[PP] Add eval() API to schedule #157795

H-Huang · 2025-07-08T14:24:25Z

Stack from ghstack (oldest at bottom):

-> [PP] Add eval() API to schedule #157795

These change add an eval() API to PP schedules

Context

Currently, you can run "Forward only" for a schedule in two ways:

Use a custom schedule _ScheduleForwardOnly
Do not pass in loss_fn in schedule constructor, and no backward computations will be executed.

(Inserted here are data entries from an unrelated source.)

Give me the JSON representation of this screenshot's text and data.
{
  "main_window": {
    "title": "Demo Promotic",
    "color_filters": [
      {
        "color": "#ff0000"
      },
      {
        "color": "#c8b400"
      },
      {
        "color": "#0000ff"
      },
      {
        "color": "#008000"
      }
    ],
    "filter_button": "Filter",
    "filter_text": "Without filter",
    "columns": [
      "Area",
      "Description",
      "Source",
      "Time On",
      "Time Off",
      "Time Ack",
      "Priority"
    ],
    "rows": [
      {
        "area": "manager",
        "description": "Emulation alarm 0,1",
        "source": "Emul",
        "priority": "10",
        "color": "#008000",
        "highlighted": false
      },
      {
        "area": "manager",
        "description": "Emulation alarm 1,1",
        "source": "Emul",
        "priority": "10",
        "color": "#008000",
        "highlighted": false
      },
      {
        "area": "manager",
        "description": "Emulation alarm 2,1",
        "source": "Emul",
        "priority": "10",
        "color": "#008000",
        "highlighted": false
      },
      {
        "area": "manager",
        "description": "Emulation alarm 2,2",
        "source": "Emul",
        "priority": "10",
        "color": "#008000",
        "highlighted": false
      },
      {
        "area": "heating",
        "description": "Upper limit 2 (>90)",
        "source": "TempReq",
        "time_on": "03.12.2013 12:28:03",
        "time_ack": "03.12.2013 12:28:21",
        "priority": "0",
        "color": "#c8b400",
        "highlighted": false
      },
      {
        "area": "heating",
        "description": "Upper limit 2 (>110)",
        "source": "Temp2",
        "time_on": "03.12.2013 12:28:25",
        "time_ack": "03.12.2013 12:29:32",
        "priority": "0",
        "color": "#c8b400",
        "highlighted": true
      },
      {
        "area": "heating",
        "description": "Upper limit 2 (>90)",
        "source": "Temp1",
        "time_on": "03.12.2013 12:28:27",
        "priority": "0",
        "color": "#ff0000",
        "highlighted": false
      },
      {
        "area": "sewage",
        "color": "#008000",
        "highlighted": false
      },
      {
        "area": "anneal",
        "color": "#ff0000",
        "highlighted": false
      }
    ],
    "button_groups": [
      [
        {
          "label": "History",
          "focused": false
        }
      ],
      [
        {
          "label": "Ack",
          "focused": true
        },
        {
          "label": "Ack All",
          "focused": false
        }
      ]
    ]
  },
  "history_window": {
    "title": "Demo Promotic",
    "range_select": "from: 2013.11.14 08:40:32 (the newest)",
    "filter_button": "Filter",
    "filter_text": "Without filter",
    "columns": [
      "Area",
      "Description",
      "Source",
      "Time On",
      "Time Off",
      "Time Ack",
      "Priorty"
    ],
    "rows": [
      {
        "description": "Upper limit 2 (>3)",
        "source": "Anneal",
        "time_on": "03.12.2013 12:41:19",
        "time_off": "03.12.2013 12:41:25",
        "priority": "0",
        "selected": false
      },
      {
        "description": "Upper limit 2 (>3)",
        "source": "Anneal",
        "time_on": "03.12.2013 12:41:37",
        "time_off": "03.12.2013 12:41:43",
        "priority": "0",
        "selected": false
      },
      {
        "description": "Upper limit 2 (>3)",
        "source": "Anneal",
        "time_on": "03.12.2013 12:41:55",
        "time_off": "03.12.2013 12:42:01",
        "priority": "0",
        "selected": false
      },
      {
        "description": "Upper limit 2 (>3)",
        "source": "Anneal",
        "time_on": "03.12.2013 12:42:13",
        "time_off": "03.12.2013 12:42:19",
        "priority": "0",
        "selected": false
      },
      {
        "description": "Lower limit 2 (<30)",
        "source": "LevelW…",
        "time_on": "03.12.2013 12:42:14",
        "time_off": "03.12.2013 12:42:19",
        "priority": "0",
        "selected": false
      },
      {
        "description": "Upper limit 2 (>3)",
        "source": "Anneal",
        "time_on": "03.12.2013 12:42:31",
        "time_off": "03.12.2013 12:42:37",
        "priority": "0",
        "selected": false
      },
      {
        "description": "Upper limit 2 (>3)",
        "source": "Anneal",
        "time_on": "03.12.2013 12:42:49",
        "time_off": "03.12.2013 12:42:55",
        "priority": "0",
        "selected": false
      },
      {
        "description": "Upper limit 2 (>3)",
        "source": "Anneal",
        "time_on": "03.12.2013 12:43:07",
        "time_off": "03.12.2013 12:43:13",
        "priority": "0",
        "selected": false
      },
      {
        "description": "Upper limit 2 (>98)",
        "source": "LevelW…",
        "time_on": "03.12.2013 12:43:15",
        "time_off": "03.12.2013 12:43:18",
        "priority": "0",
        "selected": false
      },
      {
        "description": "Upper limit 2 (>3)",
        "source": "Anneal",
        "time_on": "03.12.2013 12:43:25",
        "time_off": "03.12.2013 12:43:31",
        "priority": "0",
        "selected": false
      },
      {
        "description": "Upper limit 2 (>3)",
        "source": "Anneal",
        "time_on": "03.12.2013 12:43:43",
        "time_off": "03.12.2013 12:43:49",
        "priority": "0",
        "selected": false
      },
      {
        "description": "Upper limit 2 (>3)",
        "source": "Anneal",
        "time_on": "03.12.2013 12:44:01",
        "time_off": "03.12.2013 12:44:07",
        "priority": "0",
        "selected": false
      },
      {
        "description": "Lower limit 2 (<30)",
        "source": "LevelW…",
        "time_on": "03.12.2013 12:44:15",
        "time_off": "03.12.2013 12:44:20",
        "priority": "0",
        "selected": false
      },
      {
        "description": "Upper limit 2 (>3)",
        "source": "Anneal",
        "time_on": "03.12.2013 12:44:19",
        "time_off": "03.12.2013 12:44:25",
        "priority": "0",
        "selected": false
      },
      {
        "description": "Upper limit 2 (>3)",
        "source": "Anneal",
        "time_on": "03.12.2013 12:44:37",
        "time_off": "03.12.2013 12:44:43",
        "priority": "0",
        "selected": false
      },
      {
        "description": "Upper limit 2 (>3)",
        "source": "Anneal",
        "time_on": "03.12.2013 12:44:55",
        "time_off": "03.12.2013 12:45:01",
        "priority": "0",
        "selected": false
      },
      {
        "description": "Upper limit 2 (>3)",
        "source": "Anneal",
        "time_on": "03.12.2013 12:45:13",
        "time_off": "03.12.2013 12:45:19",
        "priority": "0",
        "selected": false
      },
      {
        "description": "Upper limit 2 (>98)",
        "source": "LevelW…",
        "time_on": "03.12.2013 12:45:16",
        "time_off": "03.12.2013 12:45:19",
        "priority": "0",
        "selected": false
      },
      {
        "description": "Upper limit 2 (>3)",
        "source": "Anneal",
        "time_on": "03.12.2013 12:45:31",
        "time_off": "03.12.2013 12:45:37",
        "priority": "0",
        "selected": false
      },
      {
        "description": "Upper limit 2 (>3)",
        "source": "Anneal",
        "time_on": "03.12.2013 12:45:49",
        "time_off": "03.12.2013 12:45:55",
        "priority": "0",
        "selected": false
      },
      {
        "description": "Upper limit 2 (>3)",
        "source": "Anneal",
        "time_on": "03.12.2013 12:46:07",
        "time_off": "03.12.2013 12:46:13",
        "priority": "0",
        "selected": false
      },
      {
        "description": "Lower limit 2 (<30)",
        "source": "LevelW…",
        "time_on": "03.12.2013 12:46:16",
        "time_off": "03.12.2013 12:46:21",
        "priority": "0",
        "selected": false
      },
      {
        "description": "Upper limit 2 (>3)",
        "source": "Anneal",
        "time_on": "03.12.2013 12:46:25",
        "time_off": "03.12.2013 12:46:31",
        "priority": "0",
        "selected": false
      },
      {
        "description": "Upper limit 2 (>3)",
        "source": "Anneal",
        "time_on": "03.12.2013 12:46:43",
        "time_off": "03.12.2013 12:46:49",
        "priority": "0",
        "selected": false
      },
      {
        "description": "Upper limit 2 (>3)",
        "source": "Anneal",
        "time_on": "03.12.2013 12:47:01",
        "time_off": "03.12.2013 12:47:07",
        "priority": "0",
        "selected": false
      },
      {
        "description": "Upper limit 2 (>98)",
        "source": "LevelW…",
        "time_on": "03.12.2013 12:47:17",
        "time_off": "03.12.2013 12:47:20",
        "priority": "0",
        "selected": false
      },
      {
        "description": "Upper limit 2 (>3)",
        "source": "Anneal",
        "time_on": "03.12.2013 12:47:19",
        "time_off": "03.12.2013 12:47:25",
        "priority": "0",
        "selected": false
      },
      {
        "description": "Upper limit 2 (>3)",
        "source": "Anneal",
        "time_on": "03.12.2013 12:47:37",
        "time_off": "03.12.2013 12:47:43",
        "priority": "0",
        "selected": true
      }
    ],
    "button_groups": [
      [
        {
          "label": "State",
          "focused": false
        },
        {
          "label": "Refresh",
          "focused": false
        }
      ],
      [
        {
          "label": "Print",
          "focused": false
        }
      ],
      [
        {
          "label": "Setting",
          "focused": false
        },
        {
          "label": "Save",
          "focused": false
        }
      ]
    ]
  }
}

However, this is still limiting because we may want to run forward through the pipeline / calculate the loss, but without backward, e.g. during validation. These changes allow for this.

if self.rank == 0:
    schedule.eval(x)
elif self.rank == self.world_size - 1:
    losses = []
    schedule.eval(target=target, losses=losses)
else:
    schedule.eval()

TODO:

in later PRs, we will deprecate the _ScheduleForwardOnly

cc @awgu @wanchaol @fegin @fduwjj @wz337 @wconstab @d4l3k

[ghstack-poisoned]

pytorch-bot · 2025-07-08T14:24:31Z

🔗 Helpful Links

🧪 See artifacts and rendered test results at hud.pytorch.org/pr/157795

📄 Preview Python docs built from this PR
📄 Preview C++ docs built from this PR
❓ Need help or want to give feedback on the CI? Visit the bot commands wiki or our office hours

Note: Links to docs will display an error until the docs builds have been completed.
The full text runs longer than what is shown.